Augmented Reality in Chemistry
The use of augmented and virtual reality in chemistry is slowly starting to gain traction. The initial use of virtual reality in drug discovery is well documented but usually confined to highly specialised hardware which has limited it's exposure to a wider audience. However as described by Jonas Boström at the recent Chemistry on Mobile Devices Meeting Virtual reality smartphone apps making chemistry look and feel cool. This project aims to enhance the learning experience for school chemistry lessons by providing virtual reality viewing of molecules using inexpensive Google Cardboard viewers available online.
Virtual reality smartphone apps are making chemistry look and feel cool. This project aims to enhance the learning experience for school chemistry lessons by providing virtual reality viewing of molecules using inexpensive Google Cardboard viewers.
The power of the latest generation of smart phones has enabled scientists to also explore augmented reality. Augmented reality is now being used in a number of situations. To enhance publications as demonstrated by Alistair Crow, if you want to know how to do this instructions are available here.

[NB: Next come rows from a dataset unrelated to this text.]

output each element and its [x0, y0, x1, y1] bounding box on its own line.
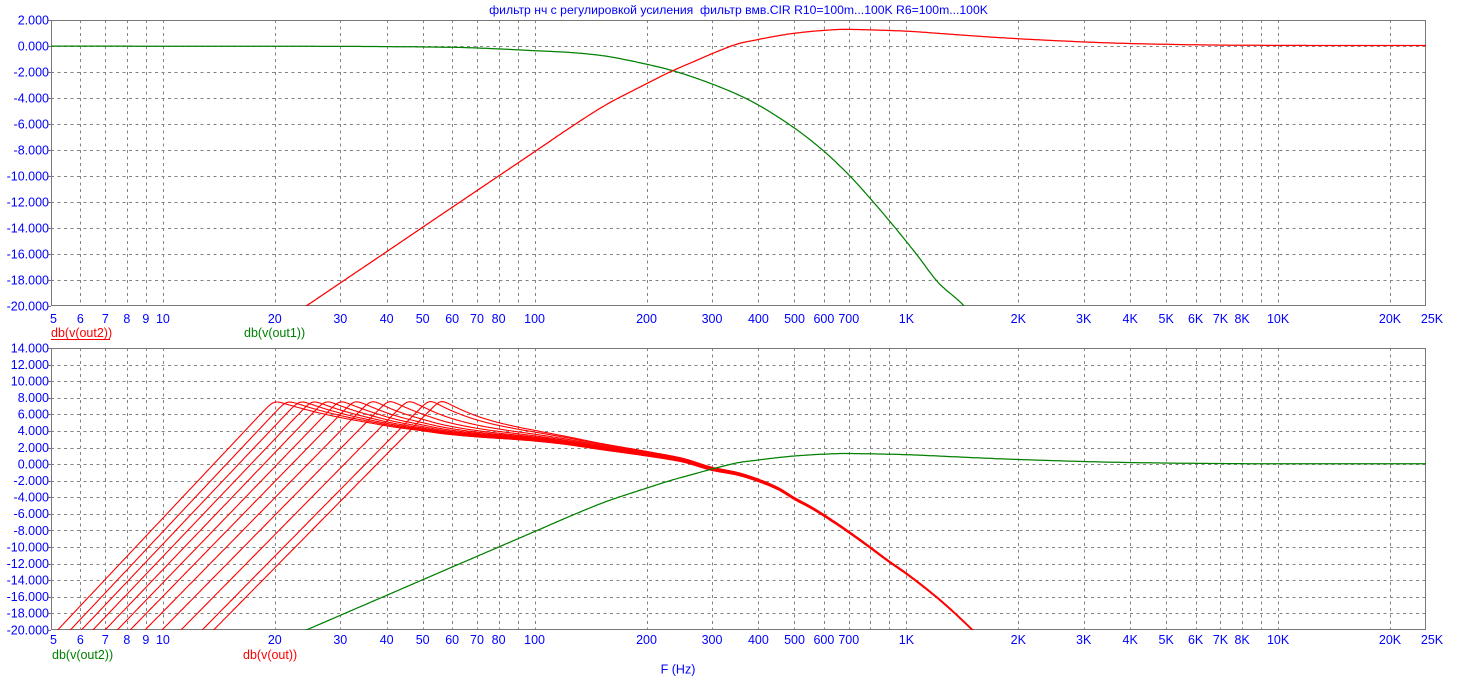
svg-text:70: 70	[470, 312, 484, 326]
svg-text:db(v(out2)): db(v(out2))	[51, 326, 112, 340]
svg-text:20: 20	[268, 312, 282, 326]
svg-text:80: 80	[492, 633, 506, 647]
svg-text:2.000: 2.000	[18, 13, 49, 27]
svg-text:5K: 5K	[1159, 312, 1175, 326]
svg-text:40: 40	[380, 312, 394, 326]
svg-text:6: 6	[77, 633, 84, 647]
svg-text:600: 600	[813, 633, 834, 647]
svg-text:5: 5	[50, 312, 57, 326]
svg-text:500: 500	[784, 633, 805, 647]
svg-text:9: 9	[142, 312, 149, 326]
svg-text:60: 60	[445, 312, 459, 326]
svg-text:20: 20	[268, 633, 282, 647]
svg-text:db(v(out)): db(v(out))	[243, 648, 297, 662]
svg-text:9: 9	[142, 633, 149, 647]
svg-text:2K: 2K	[1011, 633, 1027, 647]
svg-text:6K: 6K	[1188, 312, 1204, 326]
svg-text:-14.000: -14.000	[7, 574, 49, 588]
svg-text:40: 40	[380, 633, 394, 647]
svg-text:F (Hz): F (Hz)	[661, 663, 696, 677]
svg-text:-2.000: -2.000	[14, 474, 49, 488]
svg-text:-4.000: -4.000	[14, 491, 49, 505]
svg-text:-16.000: -16.000	[7, 247, 49, 261]
svg-text:200: 200	[636, 633, 657, 647]
svg-text:-8.000: -8.000	[14, 524, 49, 538]
svg-text:-6.000: -6.000	[14, 507, 49, 521]
svg-text:80: 80	[492, 312, 506, 326]
svg-text:7K: 7K	[1213, 312, 1229, 326]
svg-text:1K: 1K	[899, 312, 915, 326]
svg-text:4K: 4K	[1123, 633, 1139, 647]
svg-text:1K: 1K	[899, 633, 915, 647]
svg-text:600: 600	[813, 312, 834, 326]
svg-text:300: 300	[702, 633, 723, 647]
svg-text:4K: 4K	[1123, 312, 1139, 326]
svg-text:100: 100	[524, 312, 545, 326]
svg-text:3K: 3K	[1076, 312, 1092, 326]
svg-text:7: 7	[102, 312, 109, 326]
svg-text:5K: 5K	[1159, 633, 1175, 647]
svg-text:10: 10	[156, 633, 170, 647]
svg-text:-20.000: -20.000	[7, 623, 49, 637]
svg-text:30: 30	[333, 633, 347, 647]
svg-text:25K: 25K	[1421, 312, 1444, 326]
svg-text:700: 700	[838, 312, 859, 326]
svg-text:4.000: 4.000	[18, 424, 49, 438]
svg-text:12.000: 12.000	[11, 358, 49, 372]
svg-text:100: 100	[524, 633, 545, 647]
svg-text:8K: 8K	[1234, 633, 1250, 647]
svg-text:6K: 6K	[1188, 633, 1204, 647]
svg-text:-16.000: -16.000	[7, 590, 49, 604]
svg-text:-12.000: -12.000	[7, 195, 49, 209]
svg-text:70: 70	[470, 633, 484, 647]
svg-text:10: 10	[156, 312, 170, 326]
svg-text:0.000: 0.000	[18, 39, 49, 53]
svg-text:-12.000: -12.000	[7, 557, 49, 571]
svg-text:8: 8	[123, 633, 130, 647]
svg-text:14.000: 14.000	[11, 341, 49, 355]
svg-text:-18.000: -18.000	[7, 273, 49, 287]
svg-text:0.000: 0.000	[18, 457, 49, 471]
svg-text:db(v(out1)): db(v(out1))	[244, 326, 305, 340]
svg-text:25K: 25K	[1421, 633, 1444, 647]
svg-text:10.000: 10.000	[11, 375, 49, 389]
svg-text:7: 7	[102, 633, 109, 647]
svg-text:-8.000: -8.000	[14, 143, 49, 157]
svg-text:20K: 20K	[1379, 312, 1402, 326]
svg-text:-14.000: -14.000	[7, 221, 49, 235]
svg-text:8K: 8K	[1234, 312, 1250, 326]
svg-text:3K: 3K	[1076, 633, 1092, 647]
svg-text:-2.000: -2.000	[14, 65, 49, 79]
svg-text:-6.000: -6.000	[14, 117, 49, 131]
svg-text:400: 400	[748, 312, 769, 326]
svg-text:700: 700	[838, 633, 859, 647]
svg-text:2.000: 2.000	[18, 441, 49, 455]
svg-text:6.000: 6.000	[18, 408, 49, 422]
svg-text:6: 6	[77, 312, 84, 326]
svg-text:-18.000: -18.000	[7, 607, 49, 621]
svg-text:7K: 7K	[1213, 633, 1229, 647]
svg-text:50: 50	[416, 633, 430, 647]
svg-text:500: 500	[784, 312, 805, 326]
svg-text:60: 60	[445, 633, 459, 647]
svg-text:db(v(out2)): db(v(out2))	[52, 648, 113, 662]
svg-text:-10.000: -10.000	[7, 540, 49, 554]
svg-text:5: 5	[50, 633, 57, 647]
svg-text:фильтр нч с регулировкой усиле: фильтр нч с регулировкой усиления фильтр…	[489, 3, 988, 17]
svg-text:8: 8	[123, 312, 130, 326]
svg-text:8.000: 8.000	[18, 391, 49, 405]
svg-text:-20.000: -20.000	[7, 299, 49, 313]
svg-text:50: 50	[416, 312, 430, 326]
svg-text:20K: 20K	[1379, 633, 1402, 647]
svg-text:30: 30	[333, 312, 347, 326]
svg-text:2K: 2K	[1011, 312, 1027, 326]
svg-text:-4.000: -4.000	[14, 91, 49, 105]
svg-text:200: 200	[636, 312, 657, 326]
svg-text:400: 400	[748, 633, 769, 647]
svg-text:300: 300	[702, 312, 723, 326]
svg-text:10K: 10K	[1267, 633, 1290, 647]
svg-text:10K: 10K	[1267, 312, 1290, 326]
svg-text:-10.000: -10.000	[7, 169, 49, 183]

Many people have probably used the superb ChemTube3D website created by Nick Greeves at the University of Liverpool which is an invaluable education resource, this is also accessible via a Smartphone app.
ChemTube3D contains interactive 3D animations and structures, with supporting information for some of the most important topics covered during an undergraduate chemistry degree
More recently some of the pages have been enhanced to provide access to virtual reality models, if you would like to develop similar pages there is an AppleScript droplet to batch convert Jmol files into files suitable for AR.
More recently Mark Costner has released MoleculAR: an augmented reality (AR) app to view molecules in 3D.